Stabilizing Thoracic Limb Fractures

Andrea Sundholm, DVM, DACVS-SA

Figure 1

Splinting Thoracic Limb Fractures

External coaptation can be applied for temporary stabilization as well as long-term management for some select fractures. The focus should be to provide stabilization and comfort while minimizing complications. This article will focus on three main fracture zones in the forelimb with tips and tricks for success.

Metacarpal Fractures

Metacarpal fractures (Fig. 1) vary in their severity based on the number and location of fractures. Regardless of the fracture location in the forelimb, your goal should be to stabilize the joint above and below the fracture. Therefore, the bandage should span from just below the elbow and incorporate the entire manus. Splint location can be caudal (“spoon splint”) or lateral. The decision to enclose the paw should depend on location of wounds, if any, and ability to frequently monitor the bandage (frequent changes). With simple metacarpal fractures, I still strive to have the central two toes visible to monitor for swelling.

Radius/ulna Fractures

In order to effectively stabilize these fractures (Fig. 2), your bandage needs to go above the elbow as far as you can get. I personally find the best way to do this is with a lateral splint. The olecranon will interfere with your ability to get a caudal splint high enough to provide stability. With long term bandaging, place “donuts” around boney prominences like the olecranon to avoid pressure sores (Fig. 3). These are made of folded pieces of cast padding with holes ripped in the middle. The hole is placed directly over the boney prominence before the limb is wrapped with cast padding.

Figure 2

Figure 3

Humeral Fractures

Although rare overall, we do see a fair number of condylar fractures (Fig. 4). In order to stabilize these fractures, you must immobilize the shoulder joint. A rigid spica bandage that goes over the top line of the patients’ thoracic spine is the only way to achieve this. If you cannot make one of these (typically from fiberglass) do NOT place any bandage at all. A lateral splint/soft padded bandage that ends in the axillary region only creates a fulcrum on the fracture and causes more motion and likely pain for the patient. Confinement and pain management is appropriate until definitive care is achieved.

Figure 4

Materials Check-list

  • Popsicle stick and tape for stirrups

(I like to place the popsicle stick between the tape distal to the foot to make it easier to pull apart)

  • Telfa to cover abrasion/wound
  • Cast padding
  • Cling
  • Vetwrap
  • Fiberglass/splint

Tips for Success

  • Molded casts and splints are more efficient stabilizers because they are custom fit and cause fewer soft tissue problems.
  • Cast padding should be as tight as possible.
  • Two central toes should be exposed otherwise paw can become swollen.
  • Make the bandage a “tube” as cone shaped bandages will slip (much more important for pelvic limb bandages).
  • Excessive cast padding compresses and the bandage will become loose. Try not to make it too bulky.
  • Don’t “fan” the fiberglass to make it wider. Lay each layer on top of each other.

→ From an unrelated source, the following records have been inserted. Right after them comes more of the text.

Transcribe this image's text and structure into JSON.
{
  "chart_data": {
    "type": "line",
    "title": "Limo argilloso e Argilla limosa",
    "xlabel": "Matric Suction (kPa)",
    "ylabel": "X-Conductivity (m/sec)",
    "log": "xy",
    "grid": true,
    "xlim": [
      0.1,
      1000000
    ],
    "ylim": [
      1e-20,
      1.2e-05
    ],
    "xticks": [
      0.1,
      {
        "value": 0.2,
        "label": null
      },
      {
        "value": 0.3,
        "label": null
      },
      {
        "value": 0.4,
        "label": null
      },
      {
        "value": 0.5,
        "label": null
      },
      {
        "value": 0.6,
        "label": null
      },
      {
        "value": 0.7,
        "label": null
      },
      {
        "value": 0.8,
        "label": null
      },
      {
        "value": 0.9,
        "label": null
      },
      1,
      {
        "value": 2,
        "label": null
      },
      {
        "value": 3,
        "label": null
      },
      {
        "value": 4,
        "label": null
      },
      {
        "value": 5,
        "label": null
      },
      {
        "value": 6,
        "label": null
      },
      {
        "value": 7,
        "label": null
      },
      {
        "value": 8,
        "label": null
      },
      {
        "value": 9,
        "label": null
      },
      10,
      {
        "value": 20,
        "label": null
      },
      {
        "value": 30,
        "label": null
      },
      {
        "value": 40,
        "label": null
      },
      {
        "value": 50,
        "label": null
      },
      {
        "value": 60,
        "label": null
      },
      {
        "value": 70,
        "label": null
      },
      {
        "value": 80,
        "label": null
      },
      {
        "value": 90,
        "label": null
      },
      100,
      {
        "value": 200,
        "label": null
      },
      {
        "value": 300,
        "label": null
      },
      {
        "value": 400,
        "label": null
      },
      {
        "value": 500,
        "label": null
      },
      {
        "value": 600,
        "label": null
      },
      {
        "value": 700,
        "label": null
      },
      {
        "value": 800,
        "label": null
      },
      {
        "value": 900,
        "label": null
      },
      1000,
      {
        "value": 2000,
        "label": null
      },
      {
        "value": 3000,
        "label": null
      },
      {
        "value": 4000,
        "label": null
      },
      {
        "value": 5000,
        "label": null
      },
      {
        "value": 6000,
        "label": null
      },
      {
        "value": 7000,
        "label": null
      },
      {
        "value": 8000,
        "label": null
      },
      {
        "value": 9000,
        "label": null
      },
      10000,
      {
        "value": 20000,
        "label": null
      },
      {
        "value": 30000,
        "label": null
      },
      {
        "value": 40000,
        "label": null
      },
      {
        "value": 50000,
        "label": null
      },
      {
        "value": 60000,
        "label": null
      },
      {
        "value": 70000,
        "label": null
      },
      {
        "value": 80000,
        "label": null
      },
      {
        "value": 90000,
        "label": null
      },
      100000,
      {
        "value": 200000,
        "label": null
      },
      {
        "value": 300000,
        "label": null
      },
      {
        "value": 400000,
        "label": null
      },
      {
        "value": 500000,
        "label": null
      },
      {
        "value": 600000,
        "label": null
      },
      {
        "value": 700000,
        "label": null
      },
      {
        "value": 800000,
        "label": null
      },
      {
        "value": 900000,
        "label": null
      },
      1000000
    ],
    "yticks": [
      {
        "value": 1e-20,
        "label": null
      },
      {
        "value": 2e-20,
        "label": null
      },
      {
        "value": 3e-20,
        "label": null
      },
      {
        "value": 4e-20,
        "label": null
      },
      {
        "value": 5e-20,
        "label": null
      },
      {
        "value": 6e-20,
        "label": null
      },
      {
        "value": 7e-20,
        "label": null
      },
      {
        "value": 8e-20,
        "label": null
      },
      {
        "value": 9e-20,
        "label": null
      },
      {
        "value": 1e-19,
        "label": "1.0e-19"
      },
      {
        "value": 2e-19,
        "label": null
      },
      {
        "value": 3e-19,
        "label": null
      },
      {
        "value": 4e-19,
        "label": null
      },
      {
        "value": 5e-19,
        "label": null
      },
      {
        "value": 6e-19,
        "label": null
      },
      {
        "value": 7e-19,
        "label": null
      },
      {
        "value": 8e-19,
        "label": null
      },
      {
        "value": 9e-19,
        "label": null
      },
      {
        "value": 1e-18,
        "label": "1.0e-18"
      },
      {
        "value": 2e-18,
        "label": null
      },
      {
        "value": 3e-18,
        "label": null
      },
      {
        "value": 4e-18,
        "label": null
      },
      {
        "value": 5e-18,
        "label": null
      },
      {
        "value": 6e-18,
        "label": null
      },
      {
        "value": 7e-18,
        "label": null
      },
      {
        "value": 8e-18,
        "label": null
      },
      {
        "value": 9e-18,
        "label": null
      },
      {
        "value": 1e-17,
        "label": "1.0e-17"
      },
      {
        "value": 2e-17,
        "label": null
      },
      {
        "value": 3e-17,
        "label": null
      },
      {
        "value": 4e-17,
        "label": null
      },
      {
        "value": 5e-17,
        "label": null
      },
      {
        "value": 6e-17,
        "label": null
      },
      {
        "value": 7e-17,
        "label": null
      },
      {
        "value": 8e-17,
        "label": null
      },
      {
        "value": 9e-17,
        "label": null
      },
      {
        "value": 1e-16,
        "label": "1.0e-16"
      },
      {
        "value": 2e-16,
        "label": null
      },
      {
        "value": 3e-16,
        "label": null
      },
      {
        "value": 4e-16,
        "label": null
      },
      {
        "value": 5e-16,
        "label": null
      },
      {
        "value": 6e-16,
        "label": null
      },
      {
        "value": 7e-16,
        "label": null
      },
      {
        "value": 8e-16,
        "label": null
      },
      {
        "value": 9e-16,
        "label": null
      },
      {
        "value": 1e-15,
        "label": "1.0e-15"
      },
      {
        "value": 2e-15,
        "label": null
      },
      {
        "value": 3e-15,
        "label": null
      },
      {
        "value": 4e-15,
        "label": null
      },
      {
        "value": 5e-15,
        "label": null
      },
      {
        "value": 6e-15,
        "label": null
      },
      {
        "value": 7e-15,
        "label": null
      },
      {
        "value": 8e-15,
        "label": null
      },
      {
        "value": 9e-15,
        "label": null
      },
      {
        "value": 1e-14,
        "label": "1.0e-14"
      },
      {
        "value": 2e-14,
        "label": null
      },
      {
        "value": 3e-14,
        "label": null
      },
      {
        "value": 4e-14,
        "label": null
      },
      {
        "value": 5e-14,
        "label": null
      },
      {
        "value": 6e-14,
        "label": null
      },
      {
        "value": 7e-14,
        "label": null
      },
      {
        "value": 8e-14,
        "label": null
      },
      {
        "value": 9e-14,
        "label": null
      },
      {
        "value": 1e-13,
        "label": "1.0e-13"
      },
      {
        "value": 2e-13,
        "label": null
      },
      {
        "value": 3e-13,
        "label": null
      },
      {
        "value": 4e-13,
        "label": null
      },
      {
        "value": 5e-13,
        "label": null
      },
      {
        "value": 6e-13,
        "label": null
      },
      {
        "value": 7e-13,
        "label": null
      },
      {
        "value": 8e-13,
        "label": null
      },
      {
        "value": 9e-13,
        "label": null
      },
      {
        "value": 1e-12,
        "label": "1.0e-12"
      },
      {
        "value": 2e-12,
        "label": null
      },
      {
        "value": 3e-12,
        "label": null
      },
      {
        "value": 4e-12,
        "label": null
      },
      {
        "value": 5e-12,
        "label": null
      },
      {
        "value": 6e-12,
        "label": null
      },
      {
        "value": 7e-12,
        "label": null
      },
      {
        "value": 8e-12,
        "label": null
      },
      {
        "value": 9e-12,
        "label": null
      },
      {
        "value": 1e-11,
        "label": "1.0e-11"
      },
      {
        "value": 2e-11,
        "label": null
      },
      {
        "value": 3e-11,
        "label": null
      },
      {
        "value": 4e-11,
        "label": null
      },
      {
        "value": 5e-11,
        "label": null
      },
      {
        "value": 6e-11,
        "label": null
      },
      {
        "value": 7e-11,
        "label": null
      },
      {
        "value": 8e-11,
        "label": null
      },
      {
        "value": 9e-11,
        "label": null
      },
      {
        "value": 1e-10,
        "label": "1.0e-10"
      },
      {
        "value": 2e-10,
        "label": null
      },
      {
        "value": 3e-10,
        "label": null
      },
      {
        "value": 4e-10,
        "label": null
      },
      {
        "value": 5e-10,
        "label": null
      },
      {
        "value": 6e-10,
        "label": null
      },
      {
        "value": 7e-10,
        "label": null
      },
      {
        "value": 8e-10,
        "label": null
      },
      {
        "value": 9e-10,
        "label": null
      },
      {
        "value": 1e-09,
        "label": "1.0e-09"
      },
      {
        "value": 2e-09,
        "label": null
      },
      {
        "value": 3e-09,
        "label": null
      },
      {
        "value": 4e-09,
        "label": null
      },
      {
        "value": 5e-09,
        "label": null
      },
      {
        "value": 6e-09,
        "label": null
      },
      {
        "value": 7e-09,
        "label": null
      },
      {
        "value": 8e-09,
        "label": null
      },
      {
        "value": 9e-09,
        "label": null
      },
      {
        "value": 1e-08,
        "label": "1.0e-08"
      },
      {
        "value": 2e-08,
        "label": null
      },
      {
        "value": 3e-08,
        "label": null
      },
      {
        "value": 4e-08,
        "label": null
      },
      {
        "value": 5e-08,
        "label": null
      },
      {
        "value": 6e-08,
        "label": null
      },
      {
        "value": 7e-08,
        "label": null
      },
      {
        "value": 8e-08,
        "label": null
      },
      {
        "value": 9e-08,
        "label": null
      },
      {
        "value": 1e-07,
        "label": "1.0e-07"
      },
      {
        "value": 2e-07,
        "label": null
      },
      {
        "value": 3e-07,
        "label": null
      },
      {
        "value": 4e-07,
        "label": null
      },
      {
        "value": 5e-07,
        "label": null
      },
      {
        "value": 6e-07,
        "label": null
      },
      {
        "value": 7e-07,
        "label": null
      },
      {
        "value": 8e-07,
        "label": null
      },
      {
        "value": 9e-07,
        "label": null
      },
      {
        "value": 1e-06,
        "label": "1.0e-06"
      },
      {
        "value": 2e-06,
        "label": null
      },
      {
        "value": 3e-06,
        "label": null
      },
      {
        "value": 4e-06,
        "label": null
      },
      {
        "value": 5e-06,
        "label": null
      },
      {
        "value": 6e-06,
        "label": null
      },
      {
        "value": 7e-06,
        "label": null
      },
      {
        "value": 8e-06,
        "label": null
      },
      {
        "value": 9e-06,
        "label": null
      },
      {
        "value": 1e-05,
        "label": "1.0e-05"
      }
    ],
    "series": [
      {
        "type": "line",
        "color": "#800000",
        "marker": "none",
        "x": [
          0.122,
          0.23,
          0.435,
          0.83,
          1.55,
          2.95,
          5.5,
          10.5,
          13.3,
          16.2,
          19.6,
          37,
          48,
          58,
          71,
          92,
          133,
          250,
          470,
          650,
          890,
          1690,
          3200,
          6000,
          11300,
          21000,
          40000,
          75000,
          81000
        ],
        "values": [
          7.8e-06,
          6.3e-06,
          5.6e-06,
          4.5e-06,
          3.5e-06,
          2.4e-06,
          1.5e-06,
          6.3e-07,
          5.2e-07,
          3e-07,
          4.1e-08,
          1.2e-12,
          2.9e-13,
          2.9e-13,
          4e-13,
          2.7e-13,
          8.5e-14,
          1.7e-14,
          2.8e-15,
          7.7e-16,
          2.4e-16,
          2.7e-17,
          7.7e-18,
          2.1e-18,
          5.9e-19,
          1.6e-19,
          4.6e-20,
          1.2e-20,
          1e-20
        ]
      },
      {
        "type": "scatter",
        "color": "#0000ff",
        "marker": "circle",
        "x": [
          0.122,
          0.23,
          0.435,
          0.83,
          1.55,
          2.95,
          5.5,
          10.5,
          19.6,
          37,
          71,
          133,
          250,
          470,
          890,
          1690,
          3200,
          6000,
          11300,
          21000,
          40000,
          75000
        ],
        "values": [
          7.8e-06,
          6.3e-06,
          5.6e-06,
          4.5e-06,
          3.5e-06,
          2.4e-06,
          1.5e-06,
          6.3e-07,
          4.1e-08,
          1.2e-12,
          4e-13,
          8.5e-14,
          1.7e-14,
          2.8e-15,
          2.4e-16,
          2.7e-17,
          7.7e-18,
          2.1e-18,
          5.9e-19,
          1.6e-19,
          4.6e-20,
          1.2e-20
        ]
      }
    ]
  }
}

Considerations for Discharge Instructions

  1. Observe toes twice daily, looking for signs that the toenails are spreading apart.
  2. Keep indoors and activity restricted, bathroom breaks only.
  3. Booty or plastic bag when going outside to protect from wet conditions.
  4. Bandage change every 7-10 days, sooner if monitoring wounds.
  5. Recheck immediately if: foul odor, loosening, chafing, instability, obsessive licking.